LuxembourgAnnée fiscale 2026Revu le 15 août 2026

Décrypter sa fiche de paie luxembourgeoise

Guide 2026 pour lire un bulletin de salaire luxembourgeois : brut, primes, cotisations, impôt, crédits et net à payer.

Information générale, sans conseil fiscal personnalisé. Les règles peuvent évoluer ; vérifiez votre situation auprès de l’administration compétente.

Une fiche de paie luxembourgeoise doit permettre de reconstituer le passage de la rémunération brute au montant versé. Le contrôle le plus sûr consiste à lire le bulletin en blocs : identification et période, éléments bruts, assiettes sociales, rémunération semi-nette, impôt et net à payer.

Ce que l'employeur doit remettre

L'employeur doit remettre au salarié, à la fin de chaque mois, un décompte exact et détaillé indiquant le mode de calcul du salaire, la période de travail, le nombre total d'heures correspondant au salaire, le taux de rémunération des heures ainsi que les prestations en espèces ou en nature. [1]

L'ITM précise que la forme et le mode de remise sont libres.
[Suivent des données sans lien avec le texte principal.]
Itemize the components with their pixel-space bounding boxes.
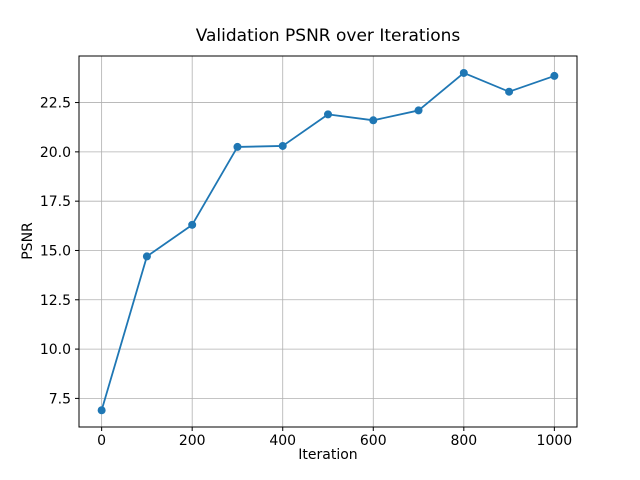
chart-title: Validation PSNR over Iterations: [195, 26, 461, 46]
data-point-marker: [369, 116, 378, 125]
data-point-marker: [233, 142, 242, 151]
y-tick-label: 22.5: [40, 96, 71, 112]
series-line: [100, 72, 556, 412]
data-point-marker: [505, 87, 514, 96]
y-tick-label: 17.5: [40, 194, 71, 210]
data-point-marker: [414, 106, 423, 115]
x-tick-label: 400: [269, 433, 296, 449]
x-tick-label: 200: [179, 433, 206, 449]
y-tick-label: 10.0: [40, 342, 71, 358]
data-point-marker: [459, 68, 468, 77]
y-tick-label: 7.5: [49, 391, 71, 407]
plot-border: [78, 55, 578, 428]
y-axis-label: PSNR: [20, 222, 36, 260]
y-tick-label: 15.0: [40, 243, 71, 259]
y-tick-label: 20.0: [40, 145, 71, 161]
x-tick-label: 800: [450, 433, 477, 449]
data-point-marker: [278, 141, 287, 150]
x-axis-label: Iteration: [298, 447, 358, 463]
x-tick-label: 600: [360, 433, 387, 449]
data-point-marker: [97, 406, 106, 415]
x-tick-label: 1000: [537, 433, 573, 449]
x-tick-label: 0: [97, 433, 106, 449]
data-point-marker: [142, 252, 151, 261]
y-tick-label: 12.5: [40, 293, 71, 309]
data-point-marker: [324, 110, 332, 119]
data-point-marker: [550, 71, 559, 80]
data-point-marker: [188, 220, 197, 229]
Le bulletin doit néanmoins être suffisamment détaillé pour faire apparaître les éléments nécessaires, notamment les heures normales, supplémentaires, de dimanche, de nuit ou de jour férié lorsque ces situations existent. [2]

Il n'existe donc pas un modèle graphique unique imposé à tous les employeurs. Les intitulés peuvent varier, mais les informations permettant de comprendre le calcul doivent être présentes.

Informations usuelles et mentions à contrôler

Le haut du bulletin rassemble normalement :

  • l'identité de l'employeur et du salarié ;
  • le numéro d'identification national du salarié ;
  • la période de paie et la date de paiement ;
  • l'emploi, le grade ou la convention collective lorsqu'ils influencent la rémunération ;
  • la durée de travail contractuelle et les heures rémunérées ;
  • la classe ou le taux fiscal utilisé ;
  • les cumuls annuels, lorsqu'ils sont fournis.

La présence d'un numéro d'identification erroné peut empêcher l'employeur de récupérer la bonne fiche de retenue électronique. Depuis 2022, le salarié ne transmet plus la fiche originale : l'employeur la consulte électroniquement. [3]

Salaire de base

Le salaire de base correspond à la rémunération contractuelle avant primes, retenues et avantages. Pour la déclaration sociale, la rémunération de base entre dans les différentes assiettes de cotisation. Le CCSS la distingue des accessoires mensuels, heures supplémentaires, gratifications et avantages. [4]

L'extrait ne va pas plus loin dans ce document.